A Parameter-Driven Physics-Informed Neural Network Framework for Solving Two-Parameter Singular Perturbation Problems Involving Boundary Layers

TL;DR

This paper develops a parameter-driven physics-informed neural network framework to effectively solve complex two-parameter singular perturbation problems with boundary layers, improving accuracy and robustness over existing methods.

Contribution

It introduces a novel adaptation of PA-PINNs for two-parameter SPPs, demonstrating enhanced robustness and accuracy in handling boundary layers.

Findings

PA-PINNs outperform standard PINNs in accuracy.

The method effectively handles boundary and interior layers.
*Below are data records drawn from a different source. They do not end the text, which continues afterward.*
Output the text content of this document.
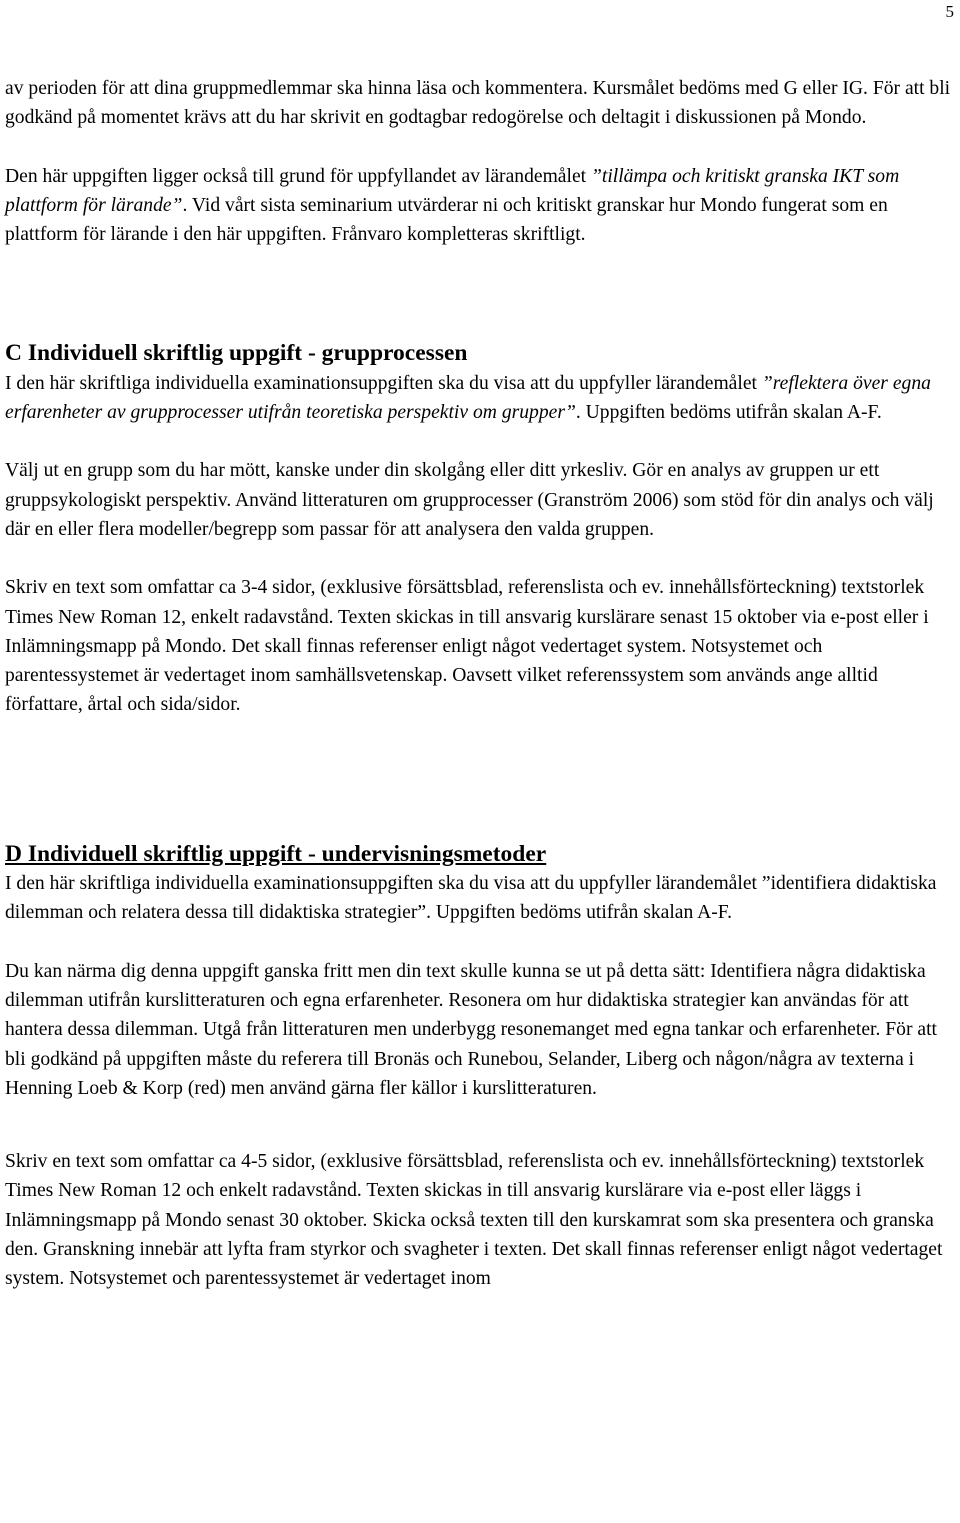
5

av perioden för att dina gruppmedlemmar ska hinna läsa och kommentera. Kursmålet bedöms med G eller IG. För att bli godkänd på momentet krävs att du har skrivit en godtagbar redogörelse och deltagit i diskussionen på Mondo.

Den här uppgiften ligger också till grund för uppfyllandet av lärandemålet ”tillämpa och kritiskt granska IKT som plattform för lärande”. Vid vårt sista seminarium utvärderar ni och kritiskt granskar hur Mondo fungerat som en plattform för lärande i den här uppgiften. Frånvaro kompletteras skriftligt.

C Individuell skriftlig uppgift - grupprocessen

I den här skriftliga individuella examinationsuppgiften ska du visa att du uppfyller lärandemålet ”reflektera över egna erfarenheter av grupprocesser utifrån teoretiska perspektiv om grupper”. Uppgiften bedöms utifrån skalan A-F.

Välj ut en grupp som du har mött, kanske under din skolgång eller ditt yrkesliv. Gör en analys av gruppen ur ett gruppsykologiskt perspektiv. Använd litteraturen om grupprocesser (Granström 2006) som stöd för din analys och välj där en eller flera modeller/begrepp som passar för att analysera den valda gruppen.

Skriv en text som omfattar ca 3-4 sidor, (exklusive försättsblad, referenslista och ev. innehållsförteckning) textstorlek Times New Roman 12, enkelt radavstånd. Texten skickas in till ansvarig kurslärare senast 15 oktober via e-post eller i Inlämningsmapp på Mondo. Det skall finnas referenser enligt något vedertaget system. Notsystemet och parentessystemet är vedertaget inom samhällsvetenskap. Oavsett vilket referenssystem som används ange alltid författare, årtal och sida/sidor.

D Individuell skriftlig uppgift - undervisningsmetoder

I den här skriftliga individuella examinationsuppgiften ska du visa att du uppfyller lärandemålet ”identifiera didaktiska dilemman och relatera dessa till didaktiska strategier”. Uppgiften bedöms utifrån skalan A-F.

Du kan närma dig denna uppgift ganska fritt men din text skulle kunna se ut på detta sätt: Identifiera några didaktiska dilemman utifrån kurslitteraturen och egna erfarenheter. Resonera om hur didaktiska strategier kan användas för att hantera dessa dilemman. Utgå från litteraturen men underbygg resonemanget med egna tankar och erfarenheter. För att bli godkänd på uppgiften måste du referera till Bronäs och Runebou, Selander, Liberg och någon/några av texterna i Henning Loeb & Korp (red) men använd gärna fler källor i kurslitteraturen.

Skriv en text som omfattar ca 4-5 sidor, (exklusive försättsblad, referenslista och ev. innehållsförteckning) textstorlek Times New Roman 12 och enkelt radavstånd. Texten skickas in till ansvarig kurslärare via e-post eller läggs i Inlämningsmapp på Mondo senast 30 oktober. Skicka också texten till den kurskamrat som ska presentera och granska den. Granskning innebär att lyfta fram styrkor och svagheter i texten. Det skall finnas referenser enligt något vedertaget system. Notsystemet och parentessystemet är vedertaget inom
Validated robustness for two-parameter problems.

Abstract

In this article, our goal is to solve two-parameter singular perturbation problems (SPPs) in one- and two-dimensions using an adapted Physics-Informed Neural Networks (PINNs) approach. Such problems are of major importance in engineering and sciences as it appears in control theory, fluid and gas dynamics, financial modelling and so on. Solutions of such problems exhibit boundary and/or interior layers, which make them difficult to handle. It has been validated in the literature that standard PINNs have low accuracy and can't handle such problems efficiently. Recently Cao et. al \cite{cao2023physics} proposed a new parameter asymptotic PINNs (PA-PINNs) to solve one-parameter singularly perturbed convection-dominated problems. It was observed that PA-PINNs works better than standard PINNs and gPINNs in terms of accuracy, convergence and stability. In this article, for the first time robustness of PA-PINNs will be validated for solving two-parameter SPPs.